AI companies are running at a loss and its quite likely that costs will go up in future. The aim right now is to get us all dependent on the technology, so that we have to keep paying in future (another reason I think its improtant our own countries develop these capaibilites, and that we also need to strive to be capable to work in AI free ways as well. )
12.2 API security
- Managing API keys and credentials
- Sanitizing inputs to remove sensitive information
- Local vs. cloud-based LLM solutions
- Auditing and monitoring LLM interactions
12.3 Agent security
- Can run code on your computer
- Be careful what it is doing
- Read prompts before running them
Note that malicious people can hide text in webpages and pdfs and other content you might be uploading as context, e.g. using white font or tiny font. The LLM will still see this text and may act on it.

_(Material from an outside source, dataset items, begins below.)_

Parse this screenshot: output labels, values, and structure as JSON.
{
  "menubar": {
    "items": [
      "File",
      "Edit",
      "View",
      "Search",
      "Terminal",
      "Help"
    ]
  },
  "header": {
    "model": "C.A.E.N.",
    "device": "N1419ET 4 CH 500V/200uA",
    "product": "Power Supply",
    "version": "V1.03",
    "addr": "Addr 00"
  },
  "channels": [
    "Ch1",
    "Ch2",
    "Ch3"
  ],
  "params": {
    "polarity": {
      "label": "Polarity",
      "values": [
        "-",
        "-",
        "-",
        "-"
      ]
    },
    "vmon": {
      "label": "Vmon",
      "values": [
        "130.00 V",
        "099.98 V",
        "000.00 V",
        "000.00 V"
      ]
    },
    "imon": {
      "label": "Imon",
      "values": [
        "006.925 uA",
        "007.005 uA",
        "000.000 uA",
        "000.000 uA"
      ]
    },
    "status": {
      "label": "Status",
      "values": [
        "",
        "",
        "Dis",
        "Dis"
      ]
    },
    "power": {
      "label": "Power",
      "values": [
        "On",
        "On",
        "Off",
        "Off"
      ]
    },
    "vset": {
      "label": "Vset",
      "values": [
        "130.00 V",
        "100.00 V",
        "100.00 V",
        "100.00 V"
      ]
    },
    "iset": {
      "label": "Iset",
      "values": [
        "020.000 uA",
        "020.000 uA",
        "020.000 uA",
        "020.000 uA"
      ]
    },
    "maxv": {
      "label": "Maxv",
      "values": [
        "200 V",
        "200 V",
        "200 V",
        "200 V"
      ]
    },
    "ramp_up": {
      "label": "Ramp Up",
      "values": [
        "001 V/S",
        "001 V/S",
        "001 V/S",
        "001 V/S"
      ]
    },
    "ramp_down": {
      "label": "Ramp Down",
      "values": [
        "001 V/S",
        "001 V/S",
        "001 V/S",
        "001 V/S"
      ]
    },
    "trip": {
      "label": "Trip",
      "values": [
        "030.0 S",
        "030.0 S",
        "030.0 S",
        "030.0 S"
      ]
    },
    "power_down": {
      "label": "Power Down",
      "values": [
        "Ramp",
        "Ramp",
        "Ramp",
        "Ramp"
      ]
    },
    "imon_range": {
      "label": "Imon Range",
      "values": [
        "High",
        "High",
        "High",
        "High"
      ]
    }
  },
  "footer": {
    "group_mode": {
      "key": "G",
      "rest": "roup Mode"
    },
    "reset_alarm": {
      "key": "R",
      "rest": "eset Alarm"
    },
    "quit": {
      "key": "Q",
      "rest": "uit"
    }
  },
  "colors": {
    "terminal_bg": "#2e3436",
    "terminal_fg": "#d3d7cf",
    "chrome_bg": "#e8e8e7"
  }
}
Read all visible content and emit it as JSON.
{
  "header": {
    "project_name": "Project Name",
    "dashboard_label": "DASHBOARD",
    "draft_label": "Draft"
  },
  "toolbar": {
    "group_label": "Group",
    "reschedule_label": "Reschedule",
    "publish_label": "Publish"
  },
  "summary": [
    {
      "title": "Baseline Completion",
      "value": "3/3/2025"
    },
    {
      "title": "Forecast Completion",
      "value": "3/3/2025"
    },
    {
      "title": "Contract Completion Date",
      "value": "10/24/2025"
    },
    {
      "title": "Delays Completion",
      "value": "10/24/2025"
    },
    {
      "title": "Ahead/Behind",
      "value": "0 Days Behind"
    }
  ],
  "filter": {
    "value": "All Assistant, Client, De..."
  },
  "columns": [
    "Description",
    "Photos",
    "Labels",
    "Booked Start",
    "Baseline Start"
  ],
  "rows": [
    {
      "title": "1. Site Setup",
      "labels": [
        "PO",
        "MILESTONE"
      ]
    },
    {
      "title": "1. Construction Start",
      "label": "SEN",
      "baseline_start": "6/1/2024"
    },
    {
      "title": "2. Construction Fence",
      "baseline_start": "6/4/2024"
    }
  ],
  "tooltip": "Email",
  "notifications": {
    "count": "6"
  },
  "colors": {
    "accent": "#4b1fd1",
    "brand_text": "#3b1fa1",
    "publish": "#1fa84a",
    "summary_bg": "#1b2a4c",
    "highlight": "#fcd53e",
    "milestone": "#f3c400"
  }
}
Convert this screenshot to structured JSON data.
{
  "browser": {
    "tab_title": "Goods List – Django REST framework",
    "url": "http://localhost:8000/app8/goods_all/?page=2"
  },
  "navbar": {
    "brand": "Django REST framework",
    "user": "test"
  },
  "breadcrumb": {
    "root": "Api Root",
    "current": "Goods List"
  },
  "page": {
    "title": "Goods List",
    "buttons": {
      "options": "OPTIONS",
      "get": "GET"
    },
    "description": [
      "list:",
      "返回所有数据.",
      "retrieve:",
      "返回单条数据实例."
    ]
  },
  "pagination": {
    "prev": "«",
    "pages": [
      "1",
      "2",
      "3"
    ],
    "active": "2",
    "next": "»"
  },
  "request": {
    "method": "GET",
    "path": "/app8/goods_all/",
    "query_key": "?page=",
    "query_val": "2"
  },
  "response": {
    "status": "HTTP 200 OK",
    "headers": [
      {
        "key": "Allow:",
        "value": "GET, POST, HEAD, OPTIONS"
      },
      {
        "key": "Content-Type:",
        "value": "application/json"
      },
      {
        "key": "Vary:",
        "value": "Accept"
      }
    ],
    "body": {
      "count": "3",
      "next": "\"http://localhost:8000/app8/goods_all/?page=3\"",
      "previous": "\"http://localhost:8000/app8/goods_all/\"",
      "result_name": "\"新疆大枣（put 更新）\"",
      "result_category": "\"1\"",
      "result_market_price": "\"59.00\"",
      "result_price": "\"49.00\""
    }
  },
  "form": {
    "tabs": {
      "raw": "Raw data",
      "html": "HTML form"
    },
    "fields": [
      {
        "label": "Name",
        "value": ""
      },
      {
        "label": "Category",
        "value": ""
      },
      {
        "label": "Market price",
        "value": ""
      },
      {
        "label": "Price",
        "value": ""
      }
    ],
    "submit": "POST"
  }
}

12.4 Lethal trifecta for prompt injection attacks
Never allow the agent to do all these three things at the same time:
- Read unverified material from the web (even if its material you downloaded earlier)
- Have access to sensitive data (which includes your personal data, API keys and your research data)
- Upload information to the web (which includes creating webpages or pushing commits to github)
The Lethal Trifecta for prompt injection attacks (coined by Simon Williamson) is access to private data, ability to communicate externally and exposure to untrusted content.
What can happen is that if your agent can read untrusted sources, those sources may contain malicious prompts. These prompts could convince the agent to do things like send or post your personal data to the hacker or create malicious code that runs on your computer.
You want to be sure your agents can’t do these three things at once. Remember sensitive data includes your name, username, phone number, email, API keys as well as sensitive research data.